Representing the latest innovation in flash storage for servers in cloud and hyperscale data centers, KIOXIA EDSFF E1.S SSDs are designed to optimize system density, efficiency, and management. As defined by the EDSFF consortium and leveraging the OCP NVMe Cloud SSD Specification, the small form factor E1.S replaces the M.2 form factor and delivers greater density, performance, reliability, and thermal management. E1.S is also designed to be hot pluggable for increased serviceability, which is another benefit over M.2.
Utilizing KIOXIA BiCS FLASH™ 3D flash memory, the read-intensive XD6 Series features 1 DWPD endurance is compliant to NVMe 1.3c and PCIe® 4.0 specifications and is available in capacities of 1.92TB and 3.84TB. An option for TCG-Opal 2.0 encryption is included as well.
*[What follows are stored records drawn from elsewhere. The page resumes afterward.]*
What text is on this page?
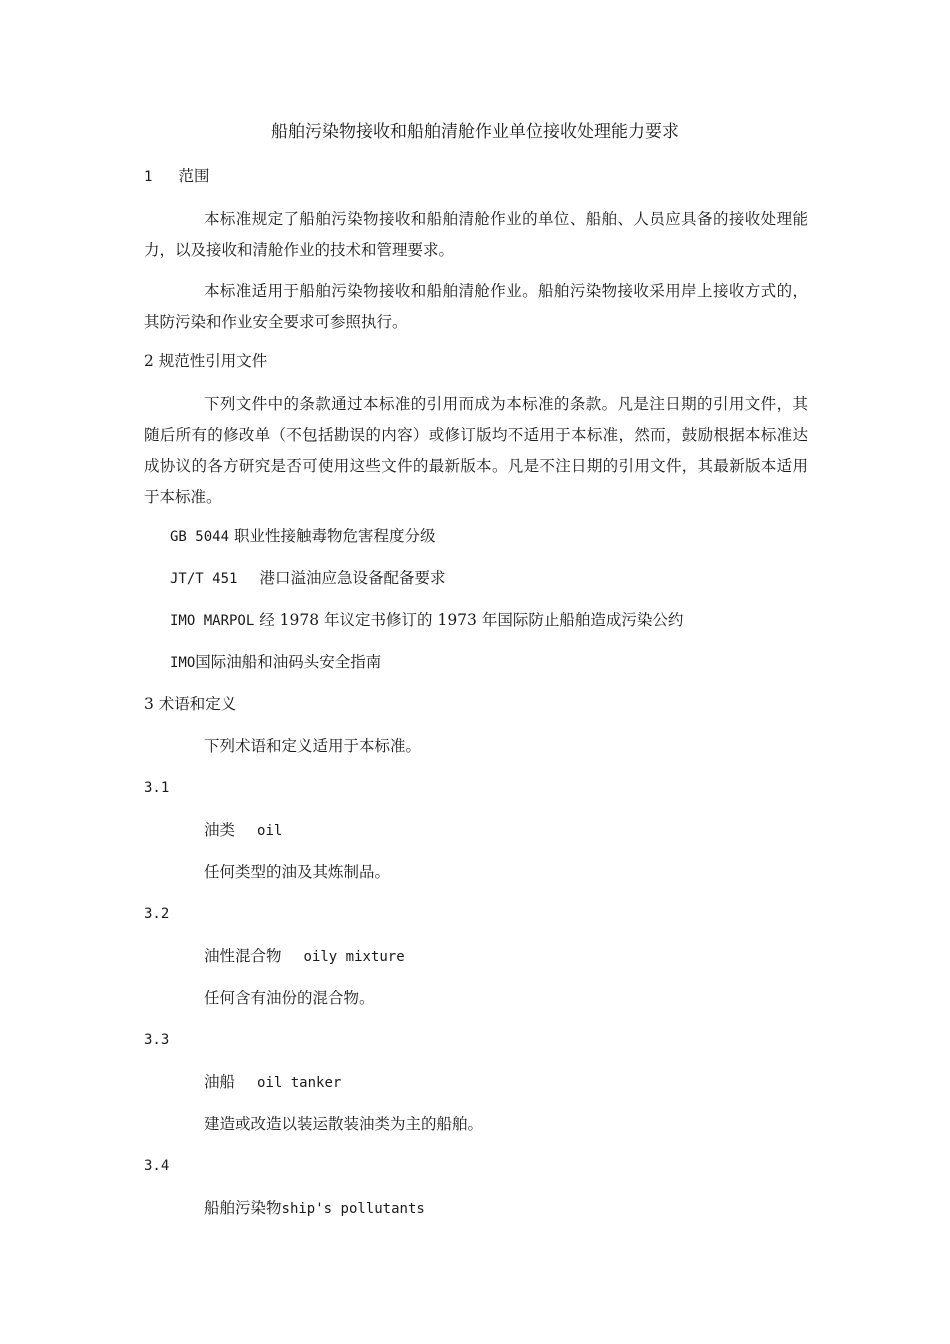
船舶污染物接收和船舶清舱作业单位接收处理能力要求
1 范围
本标准规定了船舶污染物接收和船舶清舱作业的单位、船舶、人员应具备的接收处理能力，以及接收和清舱作业的技术和管理要求。
本标准适用于船舶污染物接收和船舶清舱作业。船舶污染物接收采用岸上接收方式的，其防污染和作业安全要求可参照执行。
2 规范性引用文件
下列文件中的条款通过本标准的引用而成为本标准的条款。凡是注日期的引用文件，其随后所有的修改单（不包括勘误的内容）或修订版均不适用于本标准，然而，鼓励根据本标准达成协议的各方研究是否可使用这些文件的最新版本。凡是不注日期的引用文件，其最新版本适用于本标准。
GB 5044 职业性接触毒物危害程度分级
JT/T 451 港口溢油应急设备配备要求
IMO MARPOL 经 1978 年议定书修订的 1973 年国际防止船舶造成污染公约
IMO国际油船和油码头安全指南
3 术语和定义
下列术语和定义适用于本标准。
3.1
油类 oil
任何类型的油及其炼制品。
3.2
油性混合物 oily mixture
任何含有油份的混合物。
3.3
油船 oil tanker
建造或改造以装运散装油类为主的船舶。
3.4
船舶污染物ship's pollutants
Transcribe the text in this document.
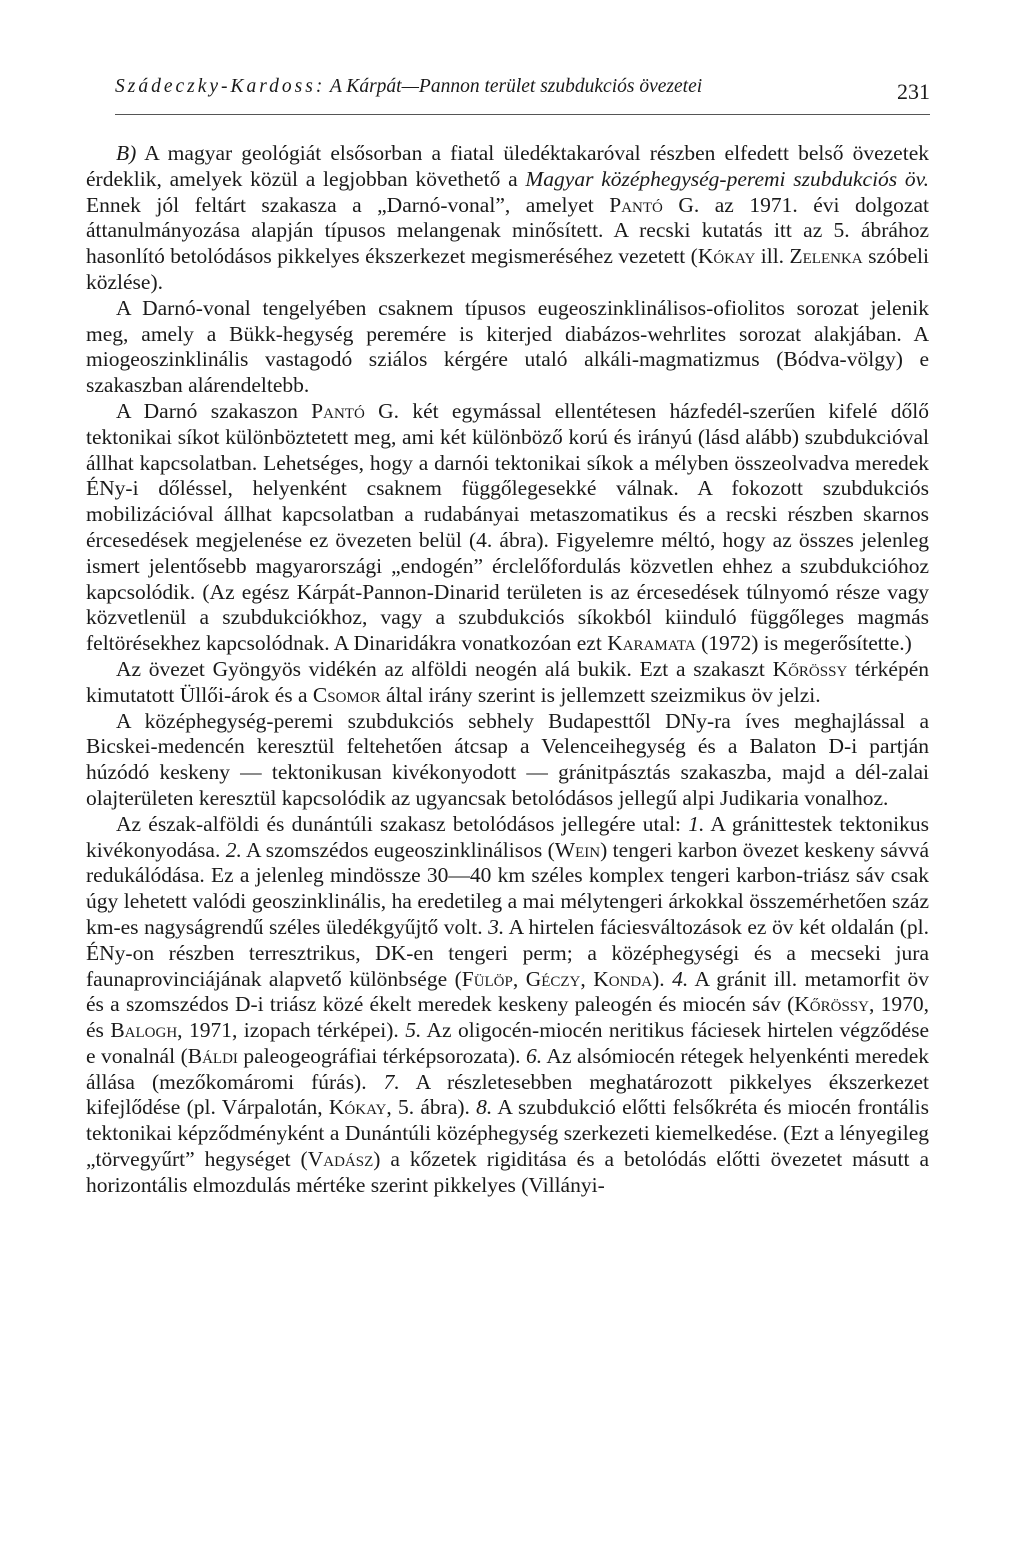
Szádeczky-Kardoss: A Kárpát—Pannon terület szubdukciós övezetei	231

B) A magyar geológiát elsősorban a fiatal üledéktakaróval részben elfedett belső övezetek érdeklik, amelyek közül a legjobban követhető a Magyar középhegység-peremi szubdukciós öv. Ennek jól feltárt szakasza a „Darnó-vonal”, amelyet Pantó G. az 1971. évi dolgozat áttanulmányozása alapján típusos melangenak minősített. A recski kutatás itt az 5. ábrához hasonlító betolódásos pikkelyes ékszerkezet megismeréséhez vezetett (Kókay ill. Zelenka szóbeli közlése).

A Darnó-vonal tengelyében csaknem típusos eugeoszinklinálisos-ofiolitos sorozat jelenik meg, amely a Bükk-hegység peremére is kiterjed diabázos-wehrlites sorozat alakjában. A miogeoszinklinális vastagodó sziálos kérgére utaló alkáli-magmatizmus (Bódva-völgy) e szakaszban alárendeltebb.

A Darnó szakaszon Pantó G. két egymással ellentétesen házfedél-szerűen kifelé dőlő tektonikai síkot különböztetett meg, ami két különböző korú és irányú (lásd alább) szubdukcióval állhat kapcsolatban. Lehetséges, hogy a darnói tektonikai síkok a mélyben összeolvadva meredek ÉNy-i dőléssel, helyenként csaknem függőlegesekké válnak. A fokozott szubdukciós mobilizációval állhat kapcsolatban a rudabányai metaszomatikus és a recski részben skarnos ércesedések megjelenése ez övezeten belül (4. ábra). Figyelemre méltó, hogy az összes jelenleg ismert jelentősebb magyarországi „endogén” érclelőfordulás közvetlen ehhez a szubdukcióhoz kapcsolódik. (Az egész Kárpát-Pannon-Dinarid területen is az ércesedések túlnyomó része vagy közvetlenül a szubdukciókhoz, vagy a szubdukciós síkokból kiinduló függőleges magmás feltörésekhez kapcsolódnak. A Dinaridákra vonatkozóan ezt Karamata (1972) is megerősítette.)

Az övezet Gyöngyös vidékén az alföldi neogén alá bukik. Ezt a szakaszt Kőrössy térképén kimutatott Üllői-árok és a Csomor által irány szerint is jellemzett szeizmikus öv jelzi.

A középhegység-peremi szubdukciós sebhely Budapesttől DNy-ra íves meghajlással a Bicskei-medencén keresztül feltehetően átcsap a Velenceihegység és a Balaton D-i partján húzódó keskeny — tektonikusan kivékonyodott — gránitpásztás szakaszba, majd a dél-zalai olajterületen keresztül kapcsolódik az ugyancsak betolódásos jellegű alpi Judikaria vonalhoz.

Az észak-alföldi és dunántúli szakasz betolódásos jellegére utal: 1. A gránittestek tektonikus kivékonyodása. 2. A szomszédos eugeoszinklinálisos (Wein) tengeri karbon övezet keskeny sávvá redukálódása. Ez a jelenleg mindössze 30—40 km széles komplex tengeri karbon-triász sáv csak úgy lehetett valódi geoszinklinális, ha eredetileg a mai mélytengeri árkokkal összemérhetően száz km-es nagyságrendű széles üledékgyűjtő volt. 3. A hirtelen fáciesváltozások ez öv két oldalán (pl. ÉNy-on részben terresztrikus, DK-en tengeri perm; a középhegységi és a mecseki jura faunaprovinciájának alapvető különbsége (Fülöp, Géczy, Konda). 4. A gránit ill. metamorfit öv és a szomszédos D-i triász közé ékelt meredek keskeny paleogén és miocén sáv (Kőrössy, 1970, és Balogh, 1971, izopach térképei). 5. Az oligocén-miocén neritikus fáciesek hirtelen végződése e vonalnál (Báldi paleogeográfiai térképsorozata). 6. Az alsómiocén rétegek helyenkénti meredek állása (mezőkomáromi fúrás). 7. A részletesebben meghatározott pikkelyes ékszerkezet kifejlődése (pl. Várpalotán, Kókay, 5. ábra). 8. A szubdukció előtti felsőkréta és miocén frontális tektonikai képződményként a Dunántúli középhegység szerkezeti kiemelkedése. (Ezt a lényegileg „törvegyűrt” hegységet (Vadász) a kőzetek rigiditása és a betolódás előtti övezetet másutt a horizontális elmozdulás mértéke szerint pikkelyes (Villányi-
EDSFF E1.S is targeted at large-scale deployments in hyperscale data centers, due to its ability to scale in terms of capacity, power, performance, and thermals. Drives designed to the OCP NVMe Cloud SSD specification can be used in the new OCP Yosemite V3 platform developed by Meta (formerly Facebook).
“Microsoft and the OCP Storage workgroup demonstrated how an open collaboration across the industry could align hyperscalers, system designers and SSD vendors around next-generation storage form factors,” said Jason Adrian, senior director of Azure Platform Architecture, Microsoft. “The EDSFF E1.S form factor is the future of flash storage in hyperscale data centers, including Azure platforms. Solid state disks designed to the OCP NVMe Cloud SSD specification, such as the KIOXIA XD6 Series, will power the next generation of EDSFF E1.S-based servers.”
“We are pleased to offer our customers substantial advantages and subsequently an improvement in TCO through our new drives that are thermally more efficient, offer improved cooling while providing much higher performance,” said Frederik Haak, Senior Manager SSD Marketing & Engineering at KIOXIA Europe GmbH. “New specifications and form factors, such as EDSFF are the advancements that datacentre and edge application need for more efficient, optimized flash memory deployment.”